Hannibal se extrañó ante esa última palabra.
—El algodón no es un animal. —Elisa movió veloz su cabeza dando a entender que sí—. ¿Cómo es ese animal? —preguntó curioso.
«Pequeño y blanco. Es mi mejor amigo.»
En ese momento Hannibal creyó relacionar lo que la niña le dijo. Los corderos de sus dibujos.
—¿Me hablarías de tu amigo? —Ella negó rápidamente—. ¿Por qué no? —Elisa parpadeó por unos momentos y retomó la vista a la figura.

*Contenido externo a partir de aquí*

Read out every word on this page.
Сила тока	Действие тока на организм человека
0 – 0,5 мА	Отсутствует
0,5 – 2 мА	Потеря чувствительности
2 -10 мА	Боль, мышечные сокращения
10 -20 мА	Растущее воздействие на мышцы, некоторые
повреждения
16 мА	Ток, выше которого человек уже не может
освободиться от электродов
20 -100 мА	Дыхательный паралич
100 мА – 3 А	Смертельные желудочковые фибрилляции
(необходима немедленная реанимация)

Lecter quedó pasmado ante la actitud de la niña, a quien no dejo de mirar ni un segundo—. Elisa —llamó y pareció ignorarle—, puedes confiar en mí. —La niña retomó su vista en él—. Todo lo que tengas que decir, no se lo diré a nadie más, quedara entre tú y yo.
«¿Nadie?» preguntó.
—Solo tú y yo —afirmó.
«Me dijo que, si decía algo, algodón iría al cielo.» formó con demasiado temor.
Hannibal se hincó para quedar más a la altura de la niña y la miró a los ojos.
—¿Quién te dijo eso? ¿Tu papá? —La niña ladeó al cabeza—. ¿No fue solo tu papá? —ahora negó—. ¿Quién más te dijo eso?
—No... Poder... —habló difícilmente—. No.
—Necesito que me lo digas, Elisa. No podré ayudar algodón, si no me lo dices.
Los labios de Elisa comenzaron a temblar, sus ojos se vieron cubiertos en lágrimas y, poco a poco, rodaron por sus mejillas. La niña abrazó a Hannibal, quien por unos momentos quedó estático ante ello, reaccionó y acogió a la pequeña para poder consolarle.
—Mi pequeña... —susurró adolorido por no poder ayudarle como él realmente quería.